En el exilio, el gobierno le quitó la nacionalidad alemana a toda la familia Mann. El poeta inglés W. H. Auden, en un gesto de noble solidaridad, le ofreció a Erika casarse para que así obtuviera la ciudadanía británica. Hay una foto de ambos, recién casados; Erika disfrazada de mujer y Auden como un gentleman heterosexual. Gracias a su nuevo pasaporte logró embarcarse hacia Nueva York, el año 36.

Erika y Klaus volvieron a vivir juntos en el Hotel Bedford, de la calle 40 con Park Avenue. Su padre y Katia se encontraban becados al otro lado de Hudson River, en la Universidad de Princeton. A pesar de su apellido, de sus contactos, de sus privilegios económicos, la vida en América resultó más amarga de lo que los hermanos Mann pensaban. Los Literary Mann twins, como se los llamaba en broma, encontraron un mecenas, el editor Alfred Knopf, amigos (en los Bowles, en el mismo Auden, que dejó Londres) y un centro de tertulia (la casa de Carson McCullers, en Brooklyn Heights). Pero Erika no congeniaba con el espíritu light americano. Intentó sin éxito replicar su mítico cabaret literario y encerrada en su hotel en Manhattan escribió dos libros de crónicas: Escape to Life (Huida hacia la vida. La cultura alemana en el exilio) y Cuando las luces se apagan. Pero es otra publicación la que la volverá famosa en Estados Unidos: School of Barbarians (Escuela para bárbaros: educación bajo los nazis, 1938), un estudio de crítica cultural sobre la educación nacionalista en los colegios de Alemania. Vendió 40 mil copias en poco tiempo.
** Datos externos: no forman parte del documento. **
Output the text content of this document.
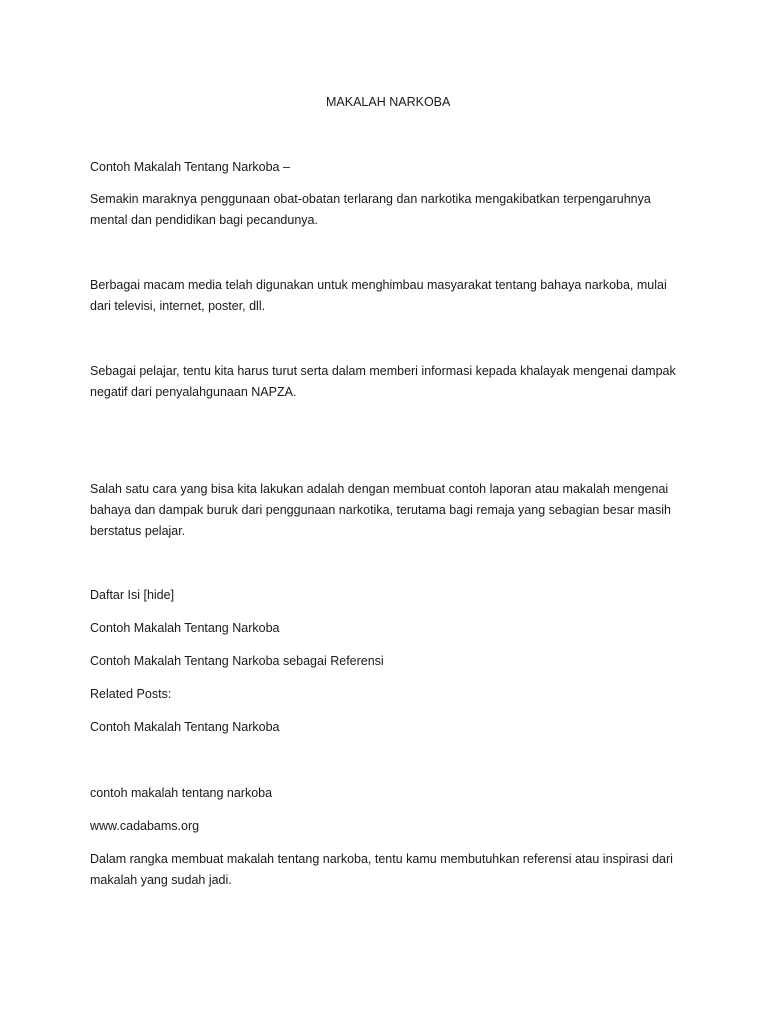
MAKALAH NARKOBA
Contoh Makalah Tentang Narkoba –
Semakin maraknya penggunaan obat-obatan terlarang dan narkotika mengakibatkan terpengaruhnya mental dan pendidikan bagi pecandunya.
Berbagai macam media telah digunakan untuk menghimbau masyarakat tentang bahaya narkoba, mulai dari televisi, internet, poster, dll.
Sebagai pelajar, tentu kita harus turut serta dalam memberi informasi kepada khalayak mengenai dampak negatif dari penyalahgunaan NAPZA.
Salah satu cara yang bisa kita lakukan adalah dengan membuat contoh laporan atau makalah mengenai bahaya dan dampak buruk dari penggunaan narkotika, terutama bagi remaja yang sebagian besar masih berstatus pelajar.
Daftar Isi [hide]
Contoh Makalah Tentang Narkoba
Contoh Makalah Tentang Narkoba sebagai Referensi
Related Posts:
Contoh Makalah Tentang Narkoba
contoh makalah tentang narkoba
www.cadabams.org
Dalam rangka membuat makalah tentang narkoba, tentu kamu membutuhkan referensi atau inspirasi dari makalah yang sudah jadi.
A principios de los años 40, Erika se alejó de la élite intelectual neoyorquina y de Klaus, quien editaba la prestigiosa revista literaria Decision y sucumbió a la droga. Volvió a Europa como corresponsal de guerra y en el frente aliado conoció a su último amor, la periodista Betty Cox. Con ella ya no hubo viajes en auto a toda velocidad ni champaña en hoteles de lujo. Su romance lo pasaron cubriendo los Juicios de Nuremberg.

Terminada la guerra, Erika Mann no encontró ninguna forma de volver a casa. Su antigua mansión en Múnich estaba bombardeada. Su hermano y Annemarie se habían suicidado. Instalados otra vez todos los Mann en Suiza, Erika le dedicó una biografía al padre, El último año de Thomas Mann (1958), editó sus ensayos y se convirtió en su última confidente literaria. Tras morir de un tumor cerebral, en 1969, le dejó parte de su herencia a su antiguo amigo y marido, W. H. Auden, quien le había dedicado su libro de poemas Look, Stranger! La nota que acompañaba el cheque decía una sola palabra: “Gracias”.